見方・考え方を育む授業の実現に向けた取り組み 春日井市立藤山台小学校

「比べる」「つなげる」「整理する」

▼研究の概要

本校では、2019・20年度に愛日地方事務協議会および春日井市から「学習指導」の研究委嘱を受け「見方・考え方を育み、働かせる授業展開の工夫~くり返しによる学びの積み上げをめざして~」をテーマとして研究に取り組みました。そして、各教科特有の見方・考え方の中から汎用(はんよう)性を重視し、次の三つを取り上げ「基礎となる見方・考え方」として児童の中に育んできました。

ICTを効果的に活用

○「比べる」

ある観点をもって二つ以上のものを比較し、異なるところや同じところに着目させることにより相違点や共通点を明確に捉えるための見方・考え方です。視点を定め、それに沿って課題を見比べるだけでなく、自他の考えを比べることで多面的な考え方にもつなげます。

○「つなげる」

知識や情報、考えや物事などを互いに結び付けて考えることで、新たな考えをもったり、理解を広げたりするための見方・考え方です。前時からの内容とつなげて考えさせることで授業内容の連続性を児童に意識させます。

○「整理する」

多くの情報の中から必要な部分を切り取って分かりやすくまとめ直したり、課題の本質が明確になるように分かりやすく表現したりするための見方・考え方です。また、物事を順序よく並べることで考えの道筋を明確にしたり、他者に内容を分かりやすく伝えたりするための見方・考え方も含みます。児童に整理する方法を問い掛けながら、児童が自ら整理する方法を選択できるように日々の学習に取り組ませます。
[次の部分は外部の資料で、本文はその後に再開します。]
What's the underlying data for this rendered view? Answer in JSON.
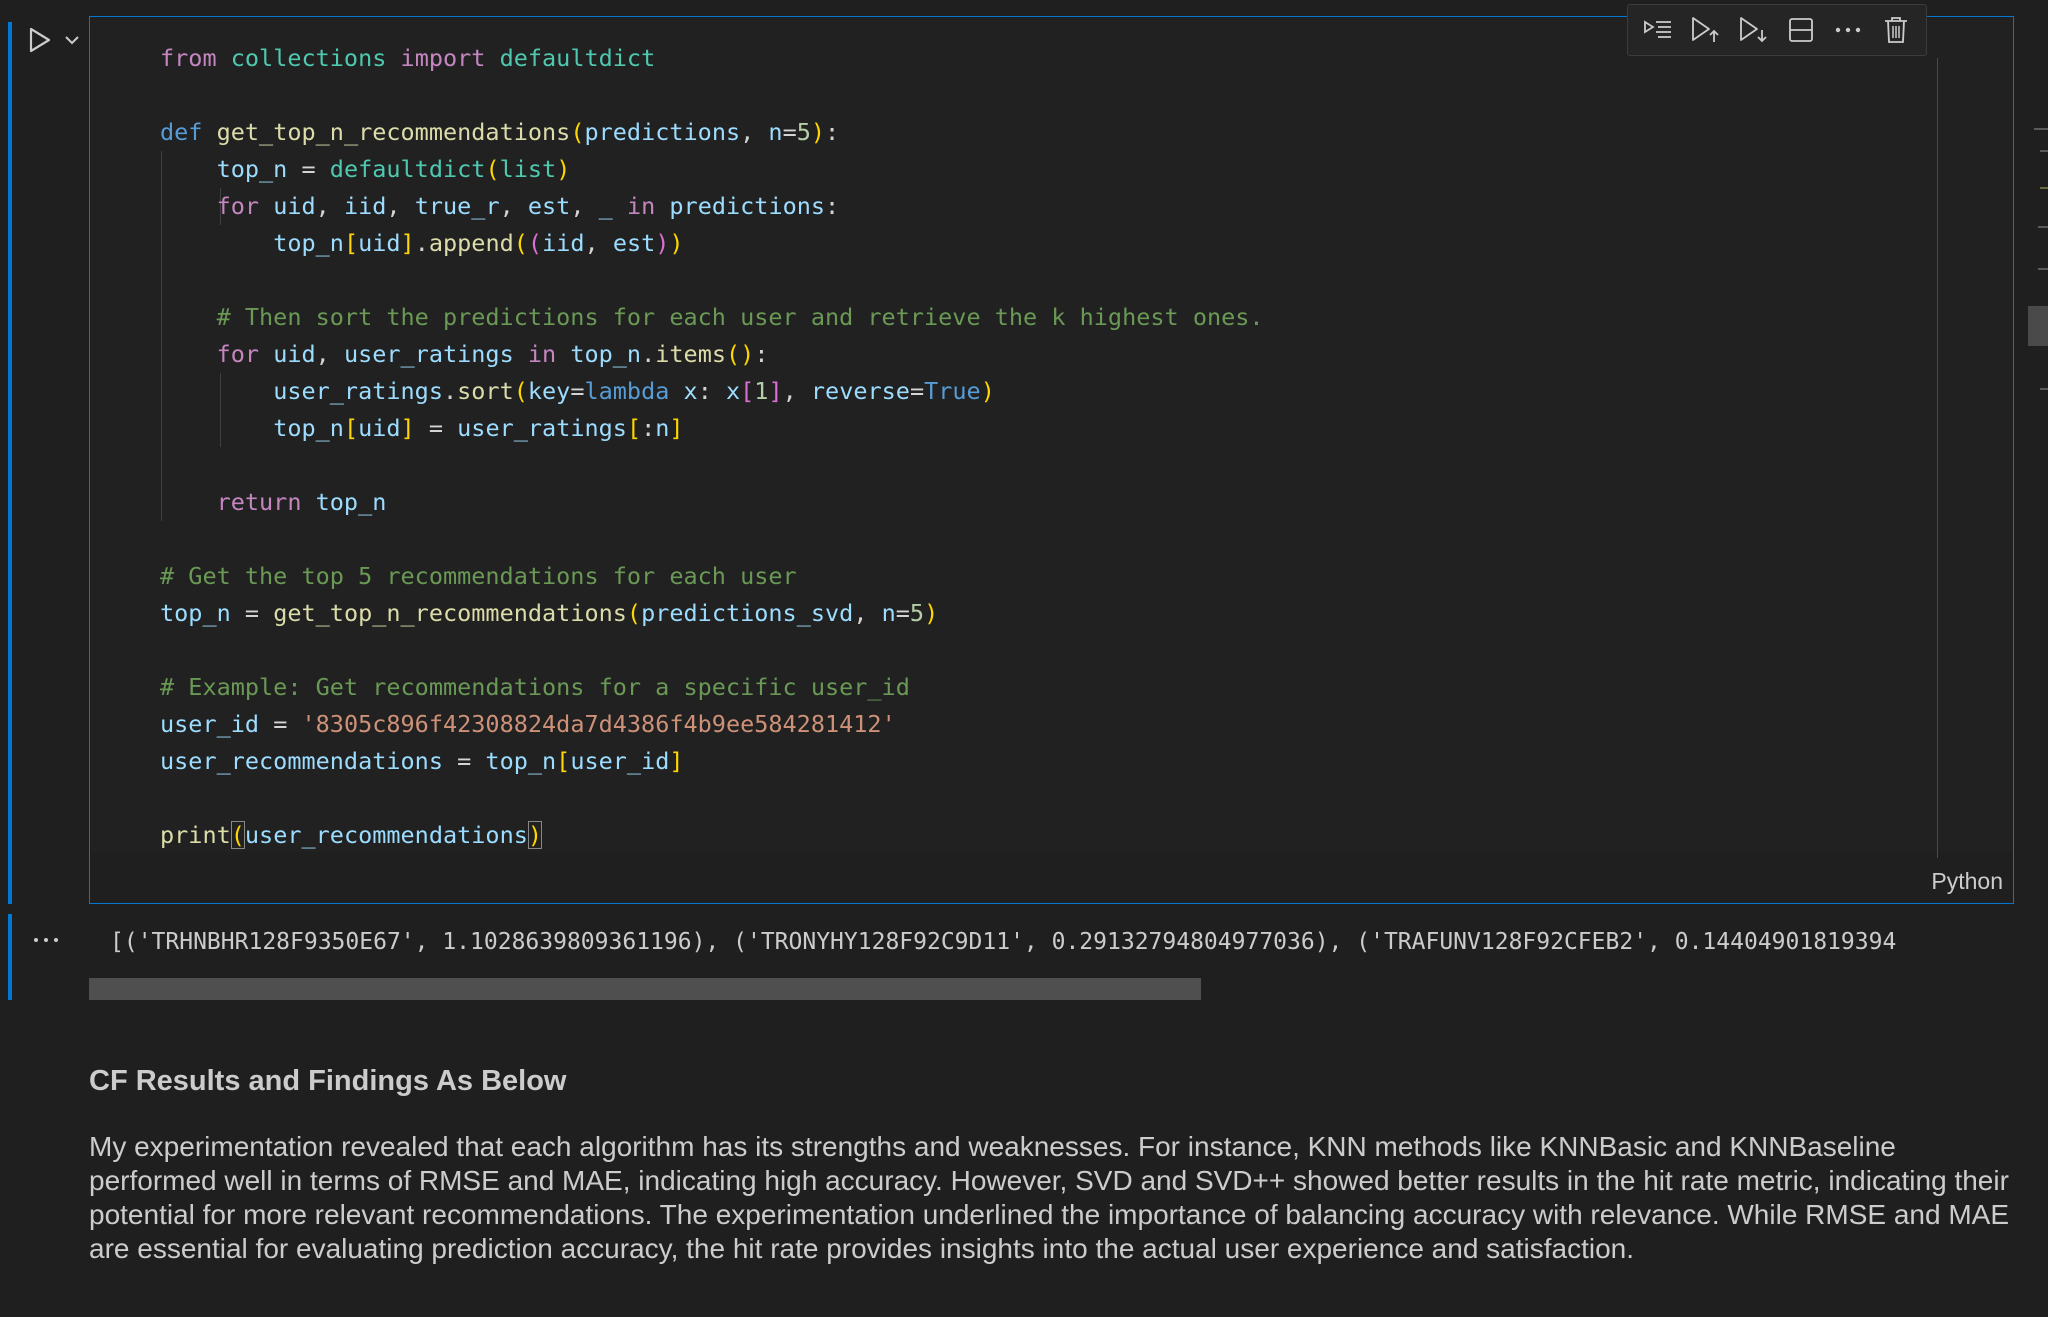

また、基礎的な知識や技能を定着させる活動や、言語能力を高める活動、基礎となる見方・考え方の育成などを「くり返し」行うことで、学力の伸長を図ってきました。その結果、「比べる」「つなげる」「整理する」の使い分けや、学習内容のつながりを意識した振り返り、小グループ活動における「話す力・聞く力」の向上など、さまざまな成果につなげることができました。

今後も、基礎となる見方・考え方の育成と定着をめざすとともに、ICTを効果的に活用しながら、思考を広げたり深めたりするための交流活動の充実を図っていきます。

▼振り返ってみると

研究委嘱に取り組んだ2年間においては、二つの転換点がありました。一つ目は、新学習指導要領への移行です。これは織り込み済みでしたので、研究テーマにも影響を与えています。二つ目は、コロナ禍によるさまざまな社会への影響とそれによって急加速したGIGAスクール構想です。休校による研究の遅滞を始め、研究発表会のあり方も「三密」を避けながらどう成立させるかといった、従来にはない課題を解決しなければなりませんでしたし、1人1台のPCでのクラウド活用をなんとしても軌道に乗せて研究活動に取り入れたかったのです。結果、当初に想像していたものとはかなり違った展開にもなりましたが、新しいチャレンジができたと考えています。